Best practices for securing a perimeterless network

There are several techniques and technologies that will enable security teams to effectively secure their network once they come to terms with the fact that the perimeter is easily bypassed. They’re all related in that they’re focused on detecting malicious lateral movement within a network, which is the most important goal for organizations today. Firewalls, endpoint protection, and other perimeter defenses are still important, but they’re insufficient.

Secure communication

Each node is any computer, device, or system connected to the cloud or the network, such as a notebook computer, a smart phone, and a shared printer. Monitor and analyze the communication among these devices for anything unusual or malicious. If a criminal can hack an iPad, he then can jump from there to other devices in your environment, other nodes of the network. Given the volume of activity among all of the nodes of an increasingly large network, security teams may find it challenging to keep up with all of the alerts.

One option is to simply hire more analysts, but with the skills shortage this too may prove challenging. Some network analytics tools allow users to set the threshold for what will generate an alert.

Elevating the threshold will decrease the number of alerts, but possibly with the risk of an attack slipping through. Another option is to employ artificial intelligence (AI). An AI-powered security solution can create models of what is normal activity and automatically highlight what is unusual or anomalous that could be indicative of malicious activity.

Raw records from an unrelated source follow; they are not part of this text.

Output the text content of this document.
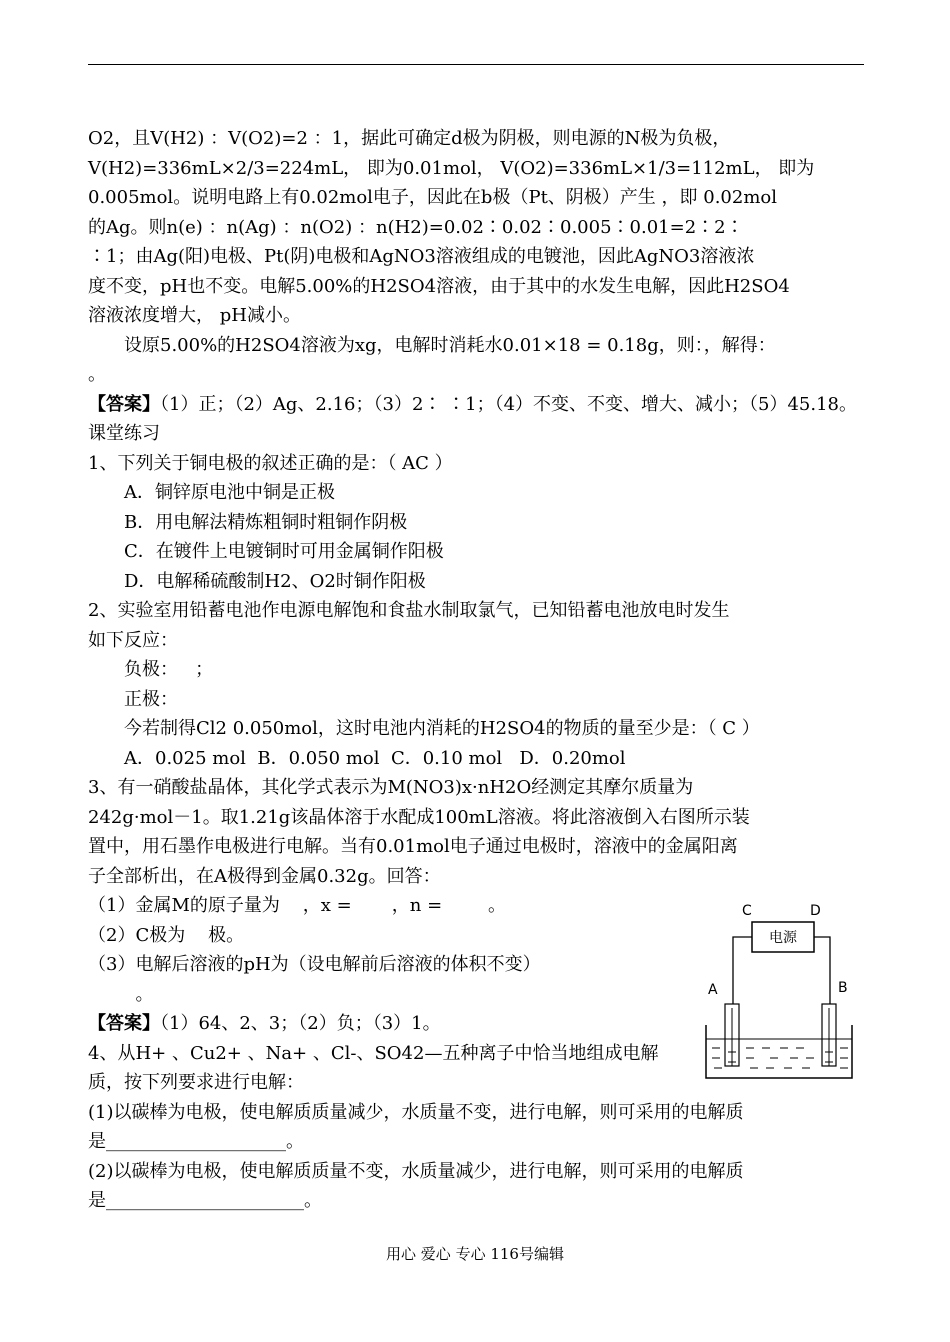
O2，且V(H2) ：V(O2)=2 ：1，据此可确定d极为阴极，则电源的N极为负极，
V(H2)=336mL×2/3=224mL， 即为0.01mol， V(O2)=336mL×1/3=112mL， 即为
0.005mol。说明电路上有0.02mol电子，因此在b极（Pt、阴极）产生 ，即 0.02mol
的Ag。则n(e) ：n(Ag) ：n(O2) ：n(H2)=0.02∶0.02∶0.005∶0.01=2∶2∶
∶1；由Ag(阳)电极、Pt(阴)电极和AgNO3溶液组成的电镀池，因此AgNO3溶液浓
度不变，pH也不变。电解5.00%的H2SO4溶液，由于其中的水发生电解，因此H2SO4
溶液浓度增大， pH减小。
设原5.00%的H2SO4溶液为xg，电解时消耗水0.01×18 = 0.18g，则：，解得：
。
【答案】（1）正；（2）Ag、2.16；（3）2∶ ∶1；（4）不变、不变、增大、减小；（5）45.18。
课堂练习
1、下列关于铜电极的叙述正确的是：（ AC ）
A．铜锌原电池中铜是正极
B．用电解法精炼粗铜时粗铜作阴极
C．在镀件上电镀铜时可用金属铜作阳极
D．电解稀硫酸制H2、O2时铜作阳极
2、实验室用铅蓄电池作电源电解饱和食盐水制取氯气，已知铅蓄电池放电时发生
如下反应：
负极：   ；
正极：
今若制得Cl2 0.050mol，这时电池内消耗的H2SO4的物质的量至少是：（ C ）
A．0.025 mol  B．0.050 mol  C．0.10 mol   D．0.20mol
3、有一硝酸盐晶体，其化学式表示为M(NO3)x·nH2O经测定其摩尔质量为
242g·mol－1。取1.21g该晶体溶于水配成100mL溶液。将此溶液倒入右图所示装
置中，用石墨作电极进行电解。当有0.01mol电子通过电极时，溶液中的金属阳离
子全部析出，在A极得到金属0.32g。回答：
（1）金属M的原子量为    ，x =       ，n =        。
（2）C极为    极。
（3）电解后溶液的pH为（设电解前后溶液的体积不变）
。
【答案】（1）64、2、3；（2）负；（3）1。
4、从H+ 、Cu2+ 、Na+ 、Cl-、SO42—五种离子中恰当地组成电解
质，按下列要求进行电解：
(1)以碳棒为电极，使电解质质量减少，水质量不变，进行电解，则可采用的电解质
是____________________。
(2)以碳棒为电极，使电解质质量不变，水质量减少，进行电解，则可采用的电解质
是______________________。
C	D
电源
A	B
用心 爱心 专心 116号编辑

Inspect what is being exchanged

Knowing that something is being passed between two devices or nodes is not enough. You also must analyze the nature of the communication. Maybe a scan is started from a compromised device to neighboring computers, suggesting malicious lateral movement. Maybe someone is sending a confidential document to another machine, which could be staging data for exfiltration.

Perhaps something is being downloaded to a laptop that usually doesn’t connect to the outside and is suddenly transferring 3GBs of financial data to an IP address in China. Knowing if the nature of the communication, and the data being moved, is normal for the device (and user) from which it’s being sent will help you intercept malicious activity.

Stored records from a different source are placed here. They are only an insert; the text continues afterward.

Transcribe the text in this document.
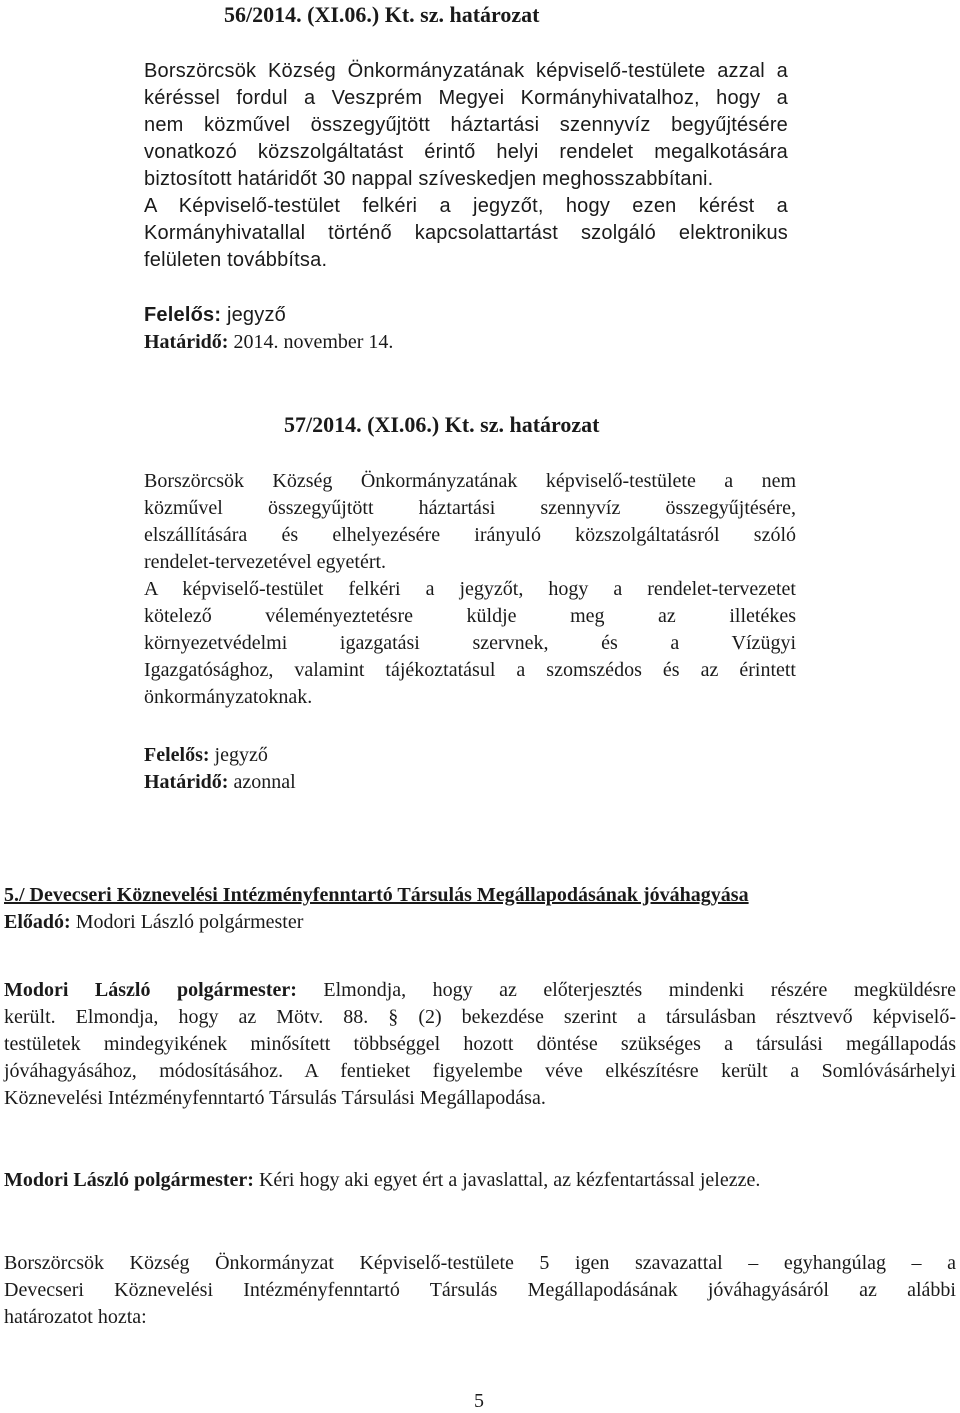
56/2014. (XI.06.) Kt. sz. határozat
Borszörcsök Község Önkormányzatának képviselő-testülete azzal a
kéréssel fordul a Veszprém Megyei Kormányhivatalhoz, hogy a
nem közművel összegyűjtött háztartási szennyvíz begyűjtésére
vonatkozó közszolgáltatást érintő helyi rendelet megalkotására
biztosított határidőt 30 nappal szíveskedjen meghosszabbítani.
A Képviselő-testület felkéri a jegyzőt, hogy ezen kérést a
Kormányhivatallal történő kapcsolattartást szolgáló elektronikus
felületen továbbítsa.
Felelős: jegyző
Határidő: 2014. november 14.
57/2014. (XI.06.) Kt. sz. határozat
Borszörcsök Község Önkormányzatának képviselő-testülete a nem
közművel összegyűjtött háztartási szennyvíz összegyűjtésére,
elszállítására és elhelyezésére irányuló közszolgáltatásról szóló
rendelet-tervezetével egyetért.
A képviselő-testület felkéri a jegyzőt, hogy a rendelet-tervezetet
kötelező véleményeztetésre küldje meg az illetékes
környezetvédelmi igazgatási szervnek, és a Vízügyi
Igazgatósághoz, valamint tájékoztatásul a szomszédos és az érintett
önkormányzatoknak.
Felelős: jegyző
Határidő: azonnal
5./ Devecseri Köznevelési Intézményfenntartó Társulás Megállapodásának jóváhagyása
Előadó: Modori László polgármester
Modori László polgármester: Elmondja, hogy az előterjesztés mindenki részére megküldésre
került. Elmondja, hogy az Mötv. 88. § (2) bekezdése szerint a társulásban résztvevő képviselő-
testületek mindegyikének minősített többséggel hozott döntése szükséges a társulási megállapodás
jóváhagyásához, módosításához. A fentieket figyelembe véve elkészítésre került a Somlóvásárhelyi
Köznevelési Intézményfenntartó Társulás Társulási Megállapodása.
Modori László polgármester: Kéri hogy aki egyet ért a javaslattal, az kézfentartással jelezze.
Borszörcsök Község Önkormányzat Képviselő-testülete 5 igen szavazattal – egyhangúlag – a
Devecseri Köznevelési Intézményfenntartó Társulás Megállapodásának jóváhagyásáról az alábbi
határozatot hozta:
5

Anomalies with malicious behavior

Knowing that some lateral movement is anomalous or unusual when compared to established baselines is helpful. This is the first step in detecting threats operating within your network. But there’s a flaw with using just anomaly detection: not all anomalies are malicious. Indeed most are not.

Including data about known malicious behaviors into the previously mentioned AI-powered analysis can separate the malicious anomalies from the benign ones, nearly eliminating false positives and focusing the security teams’ efforts on the lateral movement that presents the highest potential risk.

In summary, I encourage you to manage your security strategy under the assumption that the perimeter is vanishing. Securing a network now requires monitoring and analyzing lateral movement within the expanded network. And this is optimally achieved with the use of AI that can streamline the initial analysis of network activity, filter out what is normal, and – with the help of malicious behaviors – focus investigation and remediation efforts on high-risk threats before a costly and damaging data breach.